The permit is the first to be drafted by the Texas Commission on Environmental Quality and issued by EPA under a new program designed to help improve permitting efficiency and productivity for applicants in the state of Texas.

LyondellBasell said it expects construction at the Corpus Christi plant to begin during second-half 2014, with start-up planned for late 2015.

LyondellBasell also said required plant modifications are under way at its La Porte plant and are scheduled to be completed this summer, while start-up at the Channelview plant is planned for early 2015.

When fully operational, LyondellBasell expects the multiplant expansion project to increase North American ethylene capacity by an estimated 1.85 billion lb/year for a total estimated capacity of 11.8 billion lb/year.

"Successfully securing our permit in Corpus Christi means our multiplant ethylene expansion program is on target to be fully operational by the end of 2015," said Jim Gallogly, chief executive officer of LyondellBasell.

"Rather than build a new plant from the ground up, which can take 5 years or more, our approach is to expand our existing facilities and seize the feedstock advantage more swiftly and cost-effectively," Gallogly added.

During the 2013 launch of the expansion projects, the company confirmed the La Porte expansion will add about 363,000 tpy of ethylene capacity at the plant, while the Channelview project will expand that site's capacity by 113,000 tpy (OGJ Online, July 1, 2013).

TRANSPORTATIONQuick Takes

Magnolia LNG files formal FERC application

Magnolia LNG LLC, a wholly owned subsidiary of Liquefied Natural Gas Ltd., Perth, has filed an application with the US Federal Energy Regulatory Commission seeking authorization for the siting, construction, ownership, and operation of the proposed Magnolia LNG project along the Calcasieu River, near Lake Charles, La.

The FERC filing follows extensive work performed by Magnolia LNG since early 2013 on front-end engineering design, pre-filing consultation, and preparation of 13 draft Resource Reports for FERC.

The work also has involved consultation with other federal, state and local agencies, such as the Louisiana Department of Environmental Quality, US Department of Transportation, and the US Coast Guard, Magnolia said.

Magnolia LNG said it anticipates receiving all approvals during 2015, which will be a key requirement for financial close.
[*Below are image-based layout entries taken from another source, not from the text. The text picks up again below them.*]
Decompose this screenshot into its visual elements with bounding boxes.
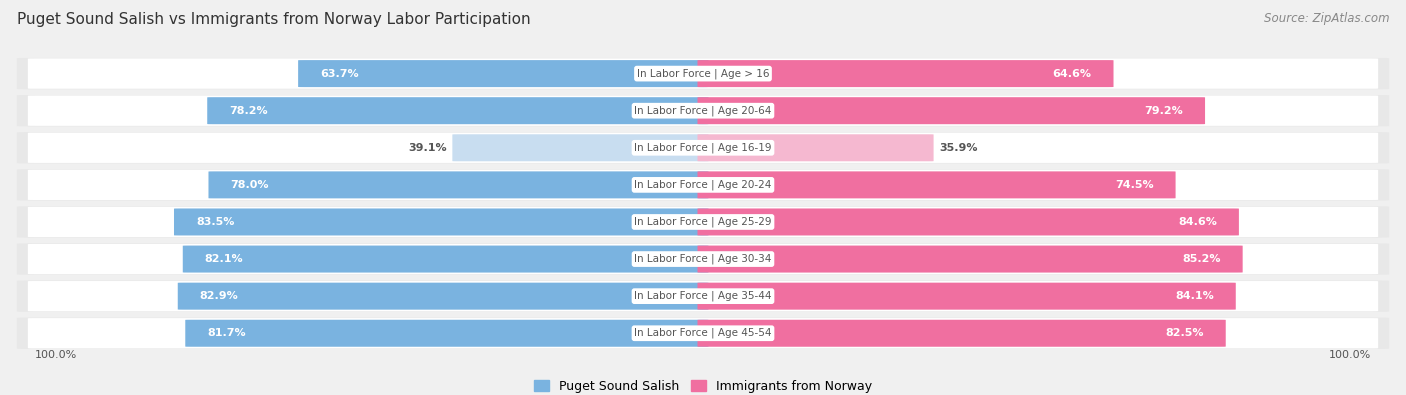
Text: In Labor Force | Age > 16: In Labor Force | Age > 16: [637, 68, 769, 79]
FancyBboxPatch shape: [186, 320, 709, 347]
Text: 85.2%: 85.2%: [1182, 254, 1220, 264]
FancyBboxPatch shape: [697, 134, 934, 161]
Text: 35.9%: 35.9%: [939, 143, 977, 153]
Text: 63.7%: 63.7%: [321, 69, 359, 79]
FancyBboxPatch shape: [28, 318, 1378, 348]
FancyBboxPatch shape: [17, 58, 1389, 89]
FancyBboxPatch shape: [28, 244, 1378, 274]
FancyBboxPatch shape: [17, 132, 1389, 164]
FancyBboxPatch shape: [697, 283, 1236, 310]
Text: 100.0%: 100.0%: [1329, 350, 1371, 360]
Text: 78.2%: 78.2%: [229, 106, 269, 116]
Legend: Puget Sound Salish, Immigrants from Norway: Puget Sound Salish, Immigrants from Norw…: [529, 375, 877, 395]
FancyBboxPatch shape: [17, 243, 1389, 275]
FancyBboxPatch shape: [174, 209, 709, 235]
FancyBboxPatch shape: [28, 207, 1378, 237]
Text: 82.1%: 82.1%: [205, 254, 243, 264]
FancyBboxPatch shape: [697, 97, 1205, 124]
Text: Puget Sound Salish vs Immigrants from Norway Labor Participation: Puget Sound Salish vs Immigrants from No…: [17, 12, 530, 27]
FancyBboxPatch shape: [697, 320, 1226, 347]
FancyBboxPatch shape: [17, 169, 1389, 201]
Text: In Labor Force | Age 16-19: In Labor Force | Age 16-19: [634, 143, 772, 153]
FancyBboxPatch shape: [17, 206, 1389, 238]
FancyBboxPatch shape: [28, 58, 1378, 89]
Text: In Labor Force | Age 20-64: In Labor Force | Age 20-64: [634, 105, 772, 116]
FancyBboxPatch shape: [28, 96, 1378, 126]
FancyBboxPatch shape: [298, 60, 709, 87]
Text: 100.0%: 100.0%: [35, 350, 77, 360]
FancyBboxPatch shape: [28, 133, 1378, 163]
Text: Source: ZipAtlas.com: Source: ZipAtlas.com: [1264, 12, 1389, 25]
Text: In Labor Force | Age 35-44: In Labor Force | Age 35-44: [634, 291, 772, 301]
Text: In Labor Force | Age 25-29: In Labor Force | Age 25-29: [634, 217, 772, 227]
FancyBboxPatch shape: [208, 171, 709, 198]
FancyBboxPatch shape: [28, 281, 1378, 311]
FancyBboxPatch shape: [17, 280, 1389, 312]
Text: 81.7%: 81.7%: [207, 328, 246, 338]
Text: 83.5%: 83.5%: [195, 217, 235, 227]
Text: 82.9%: 82.9%: [200, 291, 239, 301]
Text: 84.6%: 84.6%: [1178, 217, 1216, 227]
Text: In Labor Force | Age 20-24: In Labor Force | Age 20-24: [634, 180, 772, 190]
Text: 64.6%: 64.6%: [1053, 69, 1091, 79]
Text: In Labor Force | Age 30-34: In Labor Force | Age 30-34: [634, 254, 772, 264]
Text: 74.5%: 74.5%: [1115, 180, 1153, 190]
Text: 82.5%: 82.5%: [1166, 328, 1204, 338]
FancyBboxPatch shape: [17, 95, 1389, 126]
FancyBboxPatch shape: [697, 246, 1243, 273]
FancyBboxPatch shape: [177, 283, 709, 310]
Text: In Labor Force | Age 45-54: In Labor Force | Age 45-54: [634, 328, 772, 339]
Text: 78.0%: 78.0%: [231, 180, 269, 190]
FancyBboxPatch shape: [697, 60, 1114, 87]
FancyBboxPatch shape: [697, 171, 1175, 198]
FancyBboxPatch shape: [207, 97, 709, 124]
FancyBboxPatch shape: [183, 246, 709, 273]
FancyBboxPatch shape: [697, 209, 1239, 235]
Text: 84.1%: 84.1%: [1175, 291, 1213, 301]
Text: 79.2%: 79.2%: [1144, 106, 1182, 116]
FancyBboxPatch shape: [17, 318, 1389, 349]
Text: 39.1%: 39.1%: [408, 143, 447, 153]
FancyBboxPatch shape: [453, 134, 709, 161]
FancyBboxPatch shape: [28, 170, 1378, 200]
Construction will start shortly thereafter, with first LNG exports planned for second-half 2018.

LNG Ltd. and Magnolia LNG will now focus on securing an EPC contract and finalizing legally binding liquefaction tolling agreements with counterparties.

LNG Ltd. in January signed a binding pipeline capacity agreement with Kinder Morgan Louisiana Pipeline (KMLP), securing sufficient firm gas transportation for the plant's full 8-million tonne/year (tpy) capacity. Magnolia will use four 2-million tpy trains (OGJ, Apr. 7, 2014, p. 108).
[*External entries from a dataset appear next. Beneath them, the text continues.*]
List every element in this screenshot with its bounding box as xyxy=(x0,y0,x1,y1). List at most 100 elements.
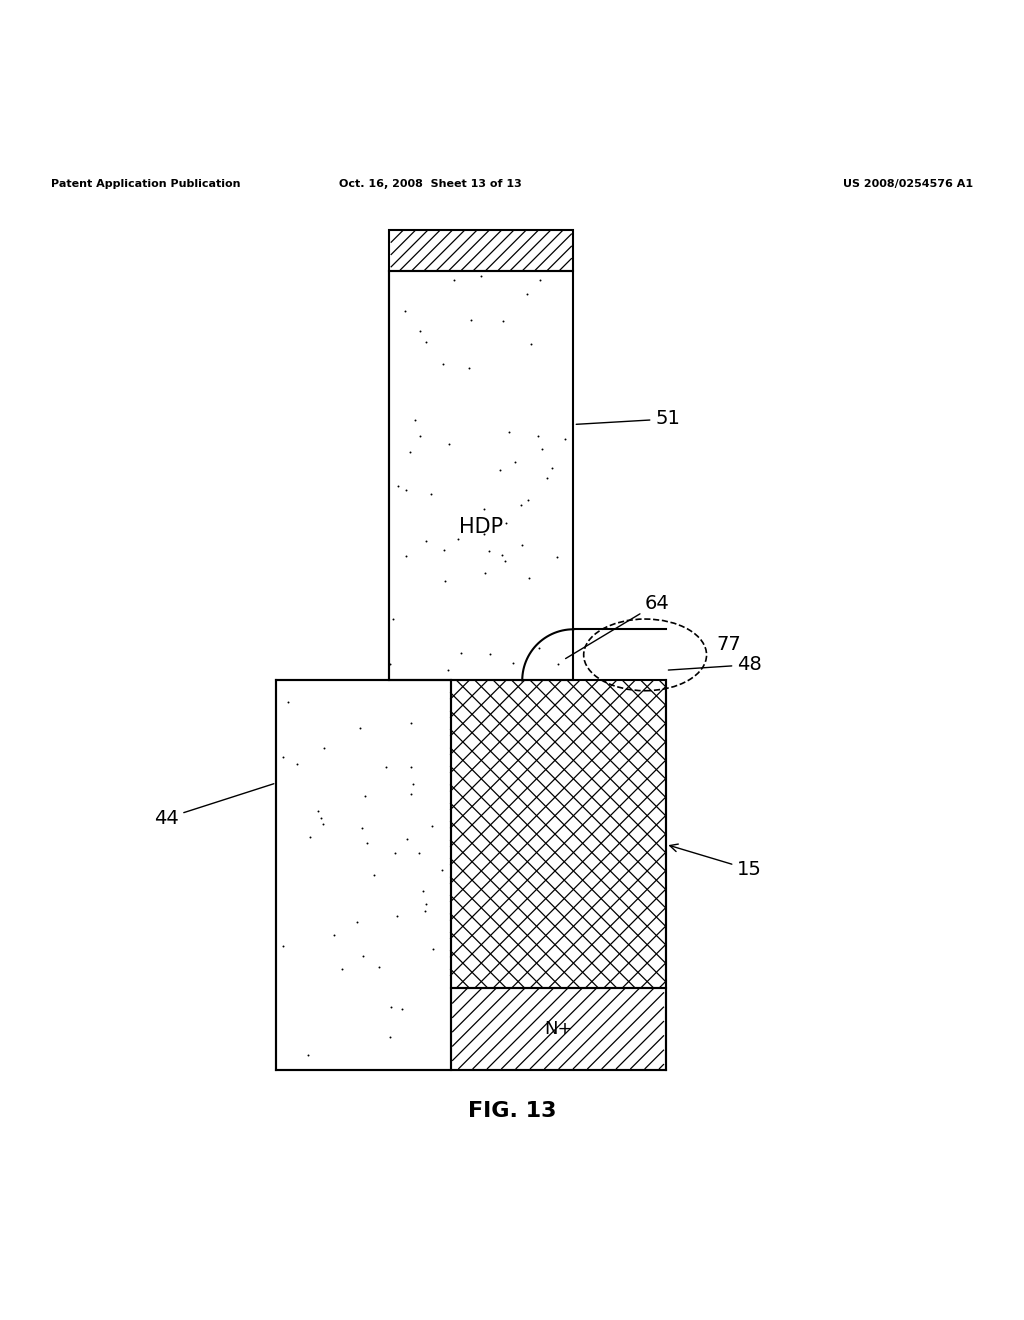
Point xyxy=(521,568,538,589)
Point xyxy=(475,524,492,545)
Point xyxy=(534,438,550,459)
Text: 44: 44 xyxy=(154,784,273,828)
Point xyxy=(495,310,511,331)
Point xyxy=(389,475,406,496)
Text: Oct. 16, 2008  Sheet 13 of 13: Oct. 16, 2008 Sheet 13 of 13 xyxy=(339,178,521,189)
Point xyxy=(382,1026,398,1047)
Point xyxy=(402,784,419,805)
Point xyxy=(497,550,513,572)
Point xyxy=(404,774,421,795)
Point xyxy=(475,499,492,520)
Point xyxy=(424,816,440,837)
Point xyxy=(539,467,555,488)
Point xyxy=(433,859,450,880)
Point xyxy=(312,808,329,829)
Point xyxy=(299,1044,315,1065)
Point xyxy=(411,842,427,863)
Point xyxy=(274,935,291,956)
Point xyxy=(498,512,514,533)
Text: HDP: HDP xyxy=(459,517,504,537)
Point xyxy=(357,785,374,807)
Point xyxy=(412,321,428,342)
Point xyxy=(418,531,434,552)
Point xyxy=(530,638,547,659)
Point xyxy=(519,284,536,305)
Point xyxy=(435,352,452,374)
Point xyxy=(514,535,530,556)
Point xyxy=(371,957,387,978)
Point xyxy=(477,562,494,583)
Point xyxy=(355,945,372,966)
Point xyxy=(358,833,375,854)
Text: 48: 48 xyxy=(669,655,762,675)
Point xyxy=(494,545,510,566)
Point xyxy=(310,800,327,821)
Point xyxy=(422,483,438,504)
Point xyxy=(385,609,401,630)
Point xyxy=(418,894,434,915)
Point xyxy=(507,451,523,473)
Text: N+: N+ xyxy=(544,1019,572,1038)
Point xyxy=(454,642,470,663)
Point xyxy=(441,433,458,454)
Text: 15: 15 xyxy=(670,843,762,879)
Point xyxy=(436,570,453,591)
Point xyxy=(435,540,452,561)
Point xyxy=(529,425,546,446)
Point xyxy=(402,713,419,734)
Point xyxy=(315,738,332,759)
Point xyxy=(412,425,428,446)
Point xyxy=(461,358,477,379)
Point xyxy=(274,746,291,767)
Point xyxy=(378,756,394,777)
Point xyxy=(389,906,406,927)
Point xyxy=(334,958,350,979)
Point xyxy=(280,692,296,713)
Point xyxy=(550,653,566,675)
Text: 64: 64 xyxy=(565,594,670,659)
Point xyxy=(417,900,433,921)
Point xyxy=(549,546,565,568)
Point xyxy=(501,422,517,444)
Point xyxy=(398,479,415,500)
Point xyxy=(397,545,414,566)
Point xyxy=(450,528,466,549)
Point xyxy=(382,653,398,675)
Point xyxy=(523,334,540,355)
Point xyxy=(544,457,560,478)
Point xyxy=(348,911,365,932)
Point xyxy=(408,409,424,430)
Point xyxy=(463,309,479,330)
Text: 77: 77 xyxy=(717,635,741,653)
Polygon shape xyxy=(451,987,666,1069)
Point xyxy=(302,826,318,847)
Point xyxy=(383,997,399,1018)
Point xyxy=(505,652,521,673)
Text: 51: 51 xyxy=(577,409,680,429)
Point xyxy=(473,265,489,286)
Point xyxy=(289,754,305,775)
Point xyxy=(386,842,402,863)
Text: Patent Application Publication: Patent Application Publication xyxy=(51,178,241,189)
Point xyxy=(557,428,573,449)
Point xyxy=(352,717,369,738)
Point xyxy=(520,490,537,511)
Text: US 2008/0254576 A1: US 2008/0254576 A1 xyxy=(843,178,973,189)
Text: FIG. 13: FIG. 13 xyxy=(468,1101,556,1121)
Point xyxy=(492,459,508,480)
Point xyxy=(418,331,434,352)
Point xyxy=(366,865,382,886)
Point xyxy=(393,998,410,1019)
Point xyxy=(402,441,419,462)
Point xyxy=(425,939,441,960)
Point xyxy=(354,817,371,838)
Point xyxy=(531,269,548,290)
Polygon shape xyxy=(389,230,573,271)
Point xyxy=(439,660,456,681)
Point xyxy=(403,756,420,777)
Point xyxy=(415,880,431,902)
Point xyxy=(397,300,414,321)
Point xyxy=(482,644,499,665)
Point xyxy=(481,541,498,562)
Point xyxy=(445,269,462,290)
NEB grants export licenses for two LNG projects

Canada's National Energy Board has approved applications for 25-year natural gas export licenses for two proposed LNG export projects.

Aurora Liquefied Natural Gas Ltd. received approval to export a maximum of 24 million tonnes/year of LNG from its proposed site near Prince Rupert, BC. Oregon LNG Marketing Co. LLC received approval to export a maximum of about 10.5 million tpy from its site near Kingsgate and Huntingdon, BC.
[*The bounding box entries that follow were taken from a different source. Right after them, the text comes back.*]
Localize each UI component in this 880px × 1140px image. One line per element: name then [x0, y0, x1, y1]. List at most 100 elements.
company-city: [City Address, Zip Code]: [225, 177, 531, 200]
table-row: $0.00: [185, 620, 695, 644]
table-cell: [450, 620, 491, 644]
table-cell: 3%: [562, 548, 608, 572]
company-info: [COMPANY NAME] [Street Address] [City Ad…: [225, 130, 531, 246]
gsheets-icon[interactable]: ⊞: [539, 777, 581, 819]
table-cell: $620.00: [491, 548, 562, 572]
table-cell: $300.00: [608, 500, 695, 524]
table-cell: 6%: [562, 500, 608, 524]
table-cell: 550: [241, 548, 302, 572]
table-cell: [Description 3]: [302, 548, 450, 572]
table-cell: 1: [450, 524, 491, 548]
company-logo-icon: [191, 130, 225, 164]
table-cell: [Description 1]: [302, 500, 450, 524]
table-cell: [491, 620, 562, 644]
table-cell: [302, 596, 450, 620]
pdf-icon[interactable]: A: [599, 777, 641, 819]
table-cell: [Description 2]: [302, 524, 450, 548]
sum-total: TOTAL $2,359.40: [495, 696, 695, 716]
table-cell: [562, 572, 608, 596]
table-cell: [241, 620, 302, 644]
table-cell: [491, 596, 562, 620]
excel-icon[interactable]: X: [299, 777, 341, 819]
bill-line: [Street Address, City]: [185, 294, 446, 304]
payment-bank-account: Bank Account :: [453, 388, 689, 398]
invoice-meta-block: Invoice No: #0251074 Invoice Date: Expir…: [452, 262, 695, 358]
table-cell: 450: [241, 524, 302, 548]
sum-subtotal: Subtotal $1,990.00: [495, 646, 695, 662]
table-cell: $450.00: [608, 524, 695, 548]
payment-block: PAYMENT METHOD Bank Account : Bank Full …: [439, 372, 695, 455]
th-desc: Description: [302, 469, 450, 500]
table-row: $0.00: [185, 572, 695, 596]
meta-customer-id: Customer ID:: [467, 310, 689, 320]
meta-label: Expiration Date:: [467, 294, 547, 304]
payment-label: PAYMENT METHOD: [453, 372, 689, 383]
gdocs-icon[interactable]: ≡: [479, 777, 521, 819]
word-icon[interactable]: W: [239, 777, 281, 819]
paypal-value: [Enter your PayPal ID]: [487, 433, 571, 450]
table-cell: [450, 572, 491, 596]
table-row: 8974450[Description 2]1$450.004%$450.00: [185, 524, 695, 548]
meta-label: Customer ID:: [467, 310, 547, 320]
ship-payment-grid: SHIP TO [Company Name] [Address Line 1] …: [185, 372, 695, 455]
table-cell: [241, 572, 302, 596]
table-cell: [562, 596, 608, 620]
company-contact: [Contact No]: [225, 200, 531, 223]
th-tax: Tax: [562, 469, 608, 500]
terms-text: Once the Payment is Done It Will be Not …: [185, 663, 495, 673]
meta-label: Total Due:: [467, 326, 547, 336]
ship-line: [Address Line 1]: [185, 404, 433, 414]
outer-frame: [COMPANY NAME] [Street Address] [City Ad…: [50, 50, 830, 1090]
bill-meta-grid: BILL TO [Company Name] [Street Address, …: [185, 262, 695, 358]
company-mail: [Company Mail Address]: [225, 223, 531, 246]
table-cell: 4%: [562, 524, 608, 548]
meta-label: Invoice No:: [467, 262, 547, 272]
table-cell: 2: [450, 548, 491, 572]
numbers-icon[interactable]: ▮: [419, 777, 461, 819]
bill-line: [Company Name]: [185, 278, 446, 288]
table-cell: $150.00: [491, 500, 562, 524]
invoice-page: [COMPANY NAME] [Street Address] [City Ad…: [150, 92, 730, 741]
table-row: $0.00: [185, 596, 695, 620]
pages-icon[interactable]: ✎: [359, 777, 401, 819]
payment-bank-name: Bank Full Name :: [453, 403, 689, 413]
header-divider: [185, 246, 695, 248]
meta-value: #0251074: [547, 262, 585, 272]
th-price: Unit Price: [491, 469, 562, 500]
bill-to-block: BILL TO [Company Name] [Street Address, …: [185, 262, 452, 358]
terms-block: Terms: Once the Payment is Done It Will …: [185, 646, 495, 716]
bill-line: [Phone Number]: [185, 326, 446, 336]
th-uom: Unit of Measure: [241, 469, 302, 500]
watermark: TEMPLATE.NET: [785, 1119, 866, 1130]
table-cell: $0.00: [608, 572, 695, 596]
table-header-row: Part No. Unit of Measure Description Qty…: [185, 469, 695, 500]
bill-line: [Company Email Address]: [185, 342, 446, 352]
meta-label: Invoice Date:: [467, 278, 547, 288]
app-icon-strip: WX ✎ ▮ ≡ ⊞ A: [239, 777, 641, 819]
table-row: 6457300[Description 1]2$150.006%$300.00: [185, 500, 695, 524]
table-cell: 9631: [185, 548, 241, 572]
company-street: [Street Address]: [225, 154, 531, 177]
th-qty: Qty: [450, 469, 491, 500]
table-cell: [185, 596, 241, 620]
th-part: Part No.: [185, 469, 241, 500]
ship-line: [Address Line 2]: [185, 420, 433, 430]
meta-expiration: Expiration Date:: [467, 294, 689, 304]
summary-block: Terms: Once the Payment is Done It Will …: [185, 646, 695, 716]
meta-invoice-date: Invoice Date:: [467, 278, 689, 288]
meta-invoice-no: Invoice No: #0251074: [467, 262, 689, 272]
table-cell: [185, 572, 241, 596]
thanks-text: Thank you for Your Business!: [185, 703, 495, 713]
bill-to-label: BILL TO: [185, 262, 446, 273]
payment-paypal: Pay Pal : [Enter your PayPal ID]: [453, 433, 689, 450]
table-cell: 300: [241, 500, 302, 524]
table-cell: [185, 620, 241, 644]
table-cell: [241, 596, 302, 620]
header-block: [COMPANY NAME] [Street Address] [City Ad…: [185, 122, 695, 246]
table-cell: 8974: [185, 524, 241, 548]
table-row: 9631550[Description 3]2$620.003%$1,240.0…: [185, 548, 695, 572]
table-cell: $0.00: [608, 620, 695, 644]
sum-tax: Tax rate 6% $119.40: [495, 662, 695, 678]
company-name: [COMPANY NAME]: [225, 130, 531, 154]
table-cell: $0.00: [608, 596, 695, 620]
Aurora LNG is a joint venture of Nexen (a division of CNOOC), Inpex Corp., and JGC Corp. In November last year, it acquired exclusive rights to almost 1,900 acres of BC government land and deepwater access at Grassy Point, 18 miles north of Prince Rupert, for an LNG export plant (OGJ, Apr. 7, 2014, p. 108). CNOOC acquired Nexen in 2012 to improve its access to Western Canadian shale gas.

Nexen's web site claims that third-party evaluators have estimated that the gas assets Nexen and its joint venture partners share in the Horn River and Cordova basins hold as much as 15 tcf of recoverable resources, while the Liard lands may contain as much as 23 tcf of "prospective resource."